Researchers from Mexico, the United States and Canada randomized 419 children ages 6 years or younger diagnosed with "moderate" amblyopia (visual acuity between 20/40 and 20/100 in the affected eye), into atropine and patching treatment groups. All children in the study had 20/40 vision or better in the unaffected eye. Each of the 204 children in the atropine group received atropine sulfate drops. The 215 children in the patching group were asked to wear an eye patch over the unaffected eye for an appropriate number of hours each day. Improvements in each child's amblyopia were assessed by comparing each child's visual acuity at the time of enrollment to his or her visual acuity after five, 16 and 26 weeks of treatment.

Researchers found visual acuity in the amblyopic eye improved for most of the children in each group, with 79 percent improvement in the patching group and 74 percent improvement in the atropine group. Most parents reported that their children tolerated treatment well, but parents of children in the atropine group were generally more satisfied with treatment than parents of children who wore eye patches.
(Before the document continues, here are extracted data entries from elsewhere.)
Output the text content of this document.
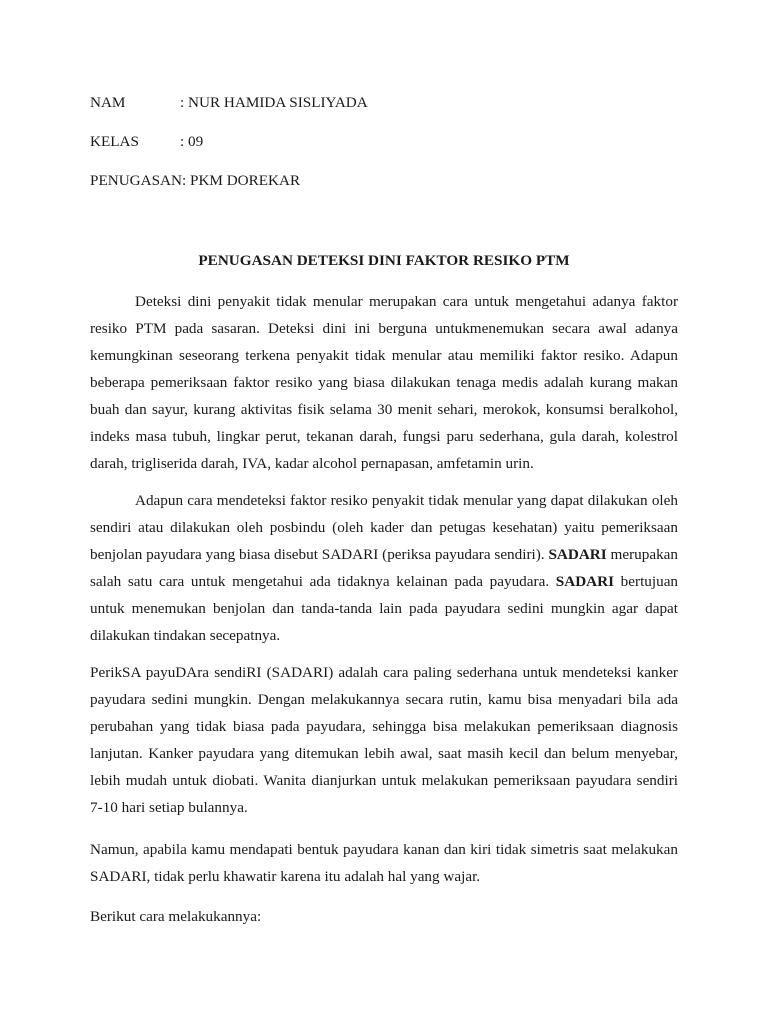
NAM	: NUR HAMIDA SISLIYADA
KELAS	: 09
PENUGASAN: PKM DOREKAR
PENUGASAN DETEKSI DINI FAKTOR RESIKO PTM

Deteksi dini penyakit tidak menular merupakan cara untuk mengetahui adanya faktor resiko PTM pada sasaran. Deteksi dini ini berguna untukmenemukan secara awal adanya kemungkinan seseorang terkena penyakit tidak menular atau memiliki faktor resiko. Adapun beberapa pemeriksaan faktor resiko yang biasa dilakukan tenaga medis adalah kurang makan buah dan sayur, kurang aktivitas fisik selama 30 menit sehari, merokok, konsumsi beralkohol, indeks masa tubuh, lingkar perut, tekanan darah, fungsi paru sederhana, gula darah, kolestrol darah, trigliserida darah, IVA, kadar alcohol pernapasan, amfetamin urin.

Adapun cara mendeteksi faktor resiko penyakit tidak menular yang dapat dilakukan oleh sendiri atau dilakukan oleh posbindu (oleh kader dan petugas kesehatan) yaitu pemeriksaan benjolan payudara yang biasa disebut SADARI (periksa payudara sendiri). SADARI merupakan salah satu cara untuk mengetahui ada tidaknya kelainan pada payudara. SADARI bertujuan untuk menemukan benjolan dan tanda-tanda lain pada payudara sedini mungkin agar dapat dilakukan tindakan secepatnya.

PerikSA payuDAra sendiRI (SADARI) adalah cara paling sederhana untuk mendeteksi kanker payudara sedini mungkin. Dengan melakukannya secara rutin, kamu bisa menyadari bila ada perubahan yang tidak biasa pada payudara, sehingga bisa melakukan pemeriksaan diagnosis lanjutan. Kanker payudara yang ditemukan lebih awal, saat masih kecil dan belum menyebar, lebih mudah untuk diobati. Wanita dianjurkan untuk melakukan pemeriksaan payudara sendiri 7-10 hari setiap bulannya.

Namun, apabila kamu mendapati bentuk payudara kanan dan kiri tidak simetris saat melakukan SADARI, tidak perlu khawatir karena itu adalah hal yang wajar.

Berikut cara melakukannya:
"With atropine, you simply put the drop in once in the morning and there's no more monitoring of the child for the day," Repka says. "With the patch, children have to be continuously monitored since they often remove the patch. Despite the advantages of atropine, our data suggest ophthalmologists generally prescribe patching 97 percent of the time."

Amblyopia usually develops early in a child's life. Most ophthalmologists recommend treatment before a child turns 8, beyond which age treatment success rates appear to drop. The severity of amblyopia varies and is usually the result of strabismus (misaligned eyes) and/or a difference in each eye's refractive abilities.

More than 200 researchers at 55 centers in Mexico, the United States and Canada contributed to the study, which was funded by the National Eye Institute of the NIH. Precision Vision, Stereo Optical Company, Beiersdorf-Jobst Inc. and Bausch and Lomb Pharmaceuticals Inc. provided materials for the study.